Lucia di Lammermoor de Gaetano Donizetti

C’est avec la reprise d’une production vieille de 18 ans que s’ouvre l’avant-dernière saison orchestrée par Nicolas Joël pour l’Opéra National de Paris qu’il dirige depuis août 2009. Le signal de démarrage est trompeur car contrairement à ce qu’on aurait pu redouter l’ensemble de cette saison ultime grouille de nouvelles productions, d’inventivité et même de prises de risque, des éléments qui durant près de 5 ans ont souvent manqué à l’appel.

Cette Lucia di Lammermoor de Gaetano Donizetti (1797-1848), née dans les brumes et châteaux hantés de l’Ecosse de Walter Scott fut transplantée en 1995 par le metteur en scène roumain Andrei Serban dans la grisaille d’un univers carcéral – une caserne ou une prison qui pourrait servir de décor à l’opéra de Janacek De la maison des morts.
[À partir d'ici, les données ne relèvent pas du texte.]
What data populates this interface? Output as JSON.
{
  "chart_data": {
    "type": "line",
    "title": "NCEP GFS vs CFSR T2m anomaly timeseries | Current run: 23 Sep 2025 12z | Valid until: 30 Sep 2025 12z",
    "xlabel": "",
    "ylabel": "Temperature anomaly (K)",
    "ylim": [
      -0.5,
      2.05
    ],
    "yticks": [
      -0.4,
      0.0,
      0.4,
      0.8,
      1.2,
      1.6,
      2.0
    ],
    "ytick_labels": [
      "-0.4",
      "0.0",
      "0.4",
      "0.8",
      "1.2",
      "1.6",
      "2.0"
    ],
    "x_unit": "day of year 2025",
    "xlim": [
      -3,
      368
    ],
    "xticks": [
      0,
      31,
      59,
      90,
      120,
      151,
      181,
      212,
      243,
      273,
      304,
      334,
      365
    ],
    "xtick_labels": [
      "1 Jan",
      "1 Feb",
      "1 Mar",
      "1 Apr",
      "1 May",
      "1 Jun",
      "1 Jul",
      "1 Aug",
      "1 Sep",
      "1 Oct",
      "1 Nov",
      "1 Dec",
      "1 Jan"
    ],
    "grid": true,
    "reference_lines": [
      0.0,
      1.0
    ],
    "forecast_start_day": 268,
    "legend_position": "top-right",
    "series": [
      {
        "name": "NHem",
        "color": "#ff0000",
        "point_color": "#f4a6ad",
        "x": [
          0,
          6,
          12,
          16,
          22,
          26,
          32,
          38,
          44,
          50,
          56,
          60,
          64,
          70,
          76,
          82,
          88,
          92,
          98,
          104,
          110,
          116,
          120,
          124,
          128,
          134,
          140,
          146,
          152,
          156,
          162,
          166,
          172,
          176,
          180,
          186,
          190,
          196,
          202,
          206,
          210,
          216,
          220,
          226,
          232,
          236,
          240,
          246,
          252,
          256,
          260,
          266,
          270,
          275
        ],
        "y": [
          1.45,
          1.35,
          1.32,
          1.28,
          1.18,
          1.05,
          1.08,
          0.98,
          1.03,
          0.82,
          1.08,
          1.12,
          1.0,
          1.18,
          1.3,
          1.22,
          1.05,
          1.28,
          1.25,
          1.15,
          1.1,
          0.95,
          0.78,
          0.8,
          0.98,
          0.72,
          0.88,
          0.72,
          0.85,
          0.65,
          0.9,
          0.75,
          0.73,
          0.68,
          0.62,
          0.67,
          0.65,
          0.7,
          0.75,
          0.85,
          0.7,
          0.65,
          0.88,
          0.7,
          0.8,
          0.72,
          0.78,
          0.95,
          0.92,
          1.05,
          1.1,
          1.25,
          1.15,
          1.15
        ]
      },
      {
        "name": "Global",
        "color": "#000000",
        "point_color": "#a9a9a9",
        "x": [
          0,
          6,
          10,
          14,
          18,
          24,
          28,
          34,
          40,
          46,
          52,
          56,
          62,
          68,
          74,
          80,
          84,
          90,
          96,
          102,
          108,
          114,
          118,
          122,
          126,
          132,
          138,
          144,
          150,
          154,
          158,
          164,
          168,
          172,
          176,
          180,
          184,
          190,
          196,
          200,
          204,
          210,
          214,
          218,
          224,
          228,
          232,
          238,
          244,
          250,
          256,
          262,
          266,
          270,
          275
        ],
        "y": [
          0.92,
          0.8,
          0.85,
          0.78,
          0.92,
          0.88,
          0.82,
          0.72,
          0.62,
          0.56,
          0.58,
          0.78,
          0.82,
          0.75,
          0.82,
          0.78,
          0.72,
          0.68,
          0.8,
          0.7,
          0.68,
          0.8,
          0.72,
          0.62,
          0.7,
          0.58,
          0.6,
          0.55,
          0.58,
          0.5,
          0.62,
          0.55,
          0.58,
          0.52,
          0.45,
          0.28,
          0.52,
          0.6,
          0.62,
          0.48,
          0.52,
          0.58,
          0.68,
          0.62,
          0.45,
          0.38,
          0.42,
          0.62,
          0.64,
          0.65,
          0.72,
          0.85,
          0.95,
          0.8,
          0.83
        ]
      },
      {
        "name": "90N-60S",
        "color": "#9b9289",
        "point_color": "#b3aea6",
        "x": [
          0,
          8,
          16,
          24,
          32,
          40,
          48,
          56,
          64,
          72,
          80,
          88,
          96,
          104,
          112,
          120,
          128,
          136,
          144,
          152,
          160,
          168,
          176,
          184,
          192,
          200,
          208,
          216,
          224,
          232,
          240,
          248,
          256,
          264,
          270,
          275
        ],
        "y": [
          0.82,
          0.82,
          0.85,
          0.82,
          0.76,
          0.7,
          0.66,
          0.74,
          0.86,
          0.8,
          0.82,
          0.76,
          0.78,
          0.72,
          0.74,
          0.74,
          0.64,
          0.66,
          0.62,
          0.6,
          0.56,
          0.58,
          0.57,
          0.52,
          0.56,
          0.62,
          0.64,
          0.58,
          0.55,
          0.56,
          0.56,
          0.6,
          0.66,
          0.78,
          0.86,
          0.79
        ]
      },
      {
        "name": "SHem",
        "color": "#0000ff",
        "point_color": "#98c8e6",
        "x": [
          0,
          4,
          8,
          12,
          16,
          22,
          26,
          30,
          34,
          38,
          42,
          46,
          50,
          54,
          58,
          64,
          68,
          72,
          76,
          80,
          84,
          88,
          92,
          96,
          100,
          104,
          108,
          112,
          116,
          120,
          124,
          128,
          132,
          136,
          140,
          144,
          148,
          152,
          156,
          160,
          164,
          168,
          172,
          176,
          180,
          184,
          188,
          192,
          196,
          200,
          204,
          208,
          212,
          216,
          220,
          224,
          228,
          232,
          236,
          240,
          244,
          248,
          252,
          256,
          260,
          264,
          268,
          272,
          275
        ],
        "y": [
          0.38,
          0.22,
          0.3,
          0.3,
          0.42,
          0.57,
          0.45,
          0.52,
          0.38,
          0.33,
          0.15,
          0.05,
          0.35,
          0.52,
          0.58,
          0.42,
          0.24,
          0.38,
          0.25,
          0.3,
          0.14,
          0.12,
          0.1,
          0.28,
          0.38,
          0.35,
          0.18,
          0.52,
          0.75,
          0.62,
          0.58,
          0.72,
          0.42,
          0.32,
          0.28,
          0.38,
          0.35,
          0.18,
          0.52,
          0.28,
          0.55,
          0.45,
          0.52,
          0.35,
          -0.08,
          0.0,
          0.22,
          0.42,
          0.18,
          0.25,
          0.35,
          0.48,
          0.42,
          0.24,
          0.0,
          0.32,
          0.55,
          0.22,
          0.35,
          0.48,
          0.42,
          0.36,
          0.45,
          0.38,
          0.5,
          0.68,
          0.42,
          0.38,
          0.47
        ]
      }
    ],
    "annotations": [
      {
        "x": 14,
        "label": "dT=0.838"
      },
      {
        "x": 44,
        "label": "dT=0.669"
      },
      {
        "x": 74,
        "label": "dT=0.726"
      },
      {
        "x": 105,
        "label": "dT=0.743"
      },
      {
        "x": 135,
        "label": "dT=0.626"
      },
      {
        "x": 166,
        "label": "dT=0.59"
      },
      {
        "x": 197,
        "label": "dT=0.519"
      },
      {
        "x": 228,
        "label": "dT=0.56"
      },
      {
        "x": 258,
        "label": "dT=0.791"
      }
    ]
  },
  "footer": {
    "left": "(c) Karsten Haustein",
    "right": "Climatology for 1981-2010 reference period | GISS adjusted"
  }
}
Un point de vue qui n’a toujours rien gagné en crédibilité – les cordes baladeuses, grues, passerelles et gymnastes acrobates en séances de musculation - restent hors sujet. Mais l’oeuvre est musicalement l’ occasion rêvée pour la révélation ou la confirmation de voix exceptionnelles, l’un des challenges préférés du maître des lieux.

Poupée de porcelaine

Après Natalie Dessay en 2006 (voir WT 992 du 18 septembre 2006), Patrizia Ciofi s’offre un triomphe avec ovation debout au baisser de rideau. C’est vraiment le sacre de cette délicieuse soprano italienne qui, sur la même scène avait déjà remporté quelques beaux succès dans Verdi, Mozart ou Richard Strauss. Dessay faisait de Lucia une ado pile électrique, Ciofi la transforme en poupée de porcelaine ballotée par la concupiscence de son frère Enrico qui veut en faire l’objet d’un troc pour échapper à la faillite. Tiraillée, dévorée par la braise de son amour pour Edgardo, l’ennemi de la famille, elle finit par se briser. . Ciofi l’habite avec une évidence confondante, simple et sans détour, le timbre lumineux aux aigus qui se déroulent en spirales avec le naturel d’une respiration jusqu’au crescendo de sa folie en écho avec la flûte danseuse de Frédéric Chatoux. Son jeu passe de l’innocence à l’hallucination avec la même intensité. Une Lucia idéale !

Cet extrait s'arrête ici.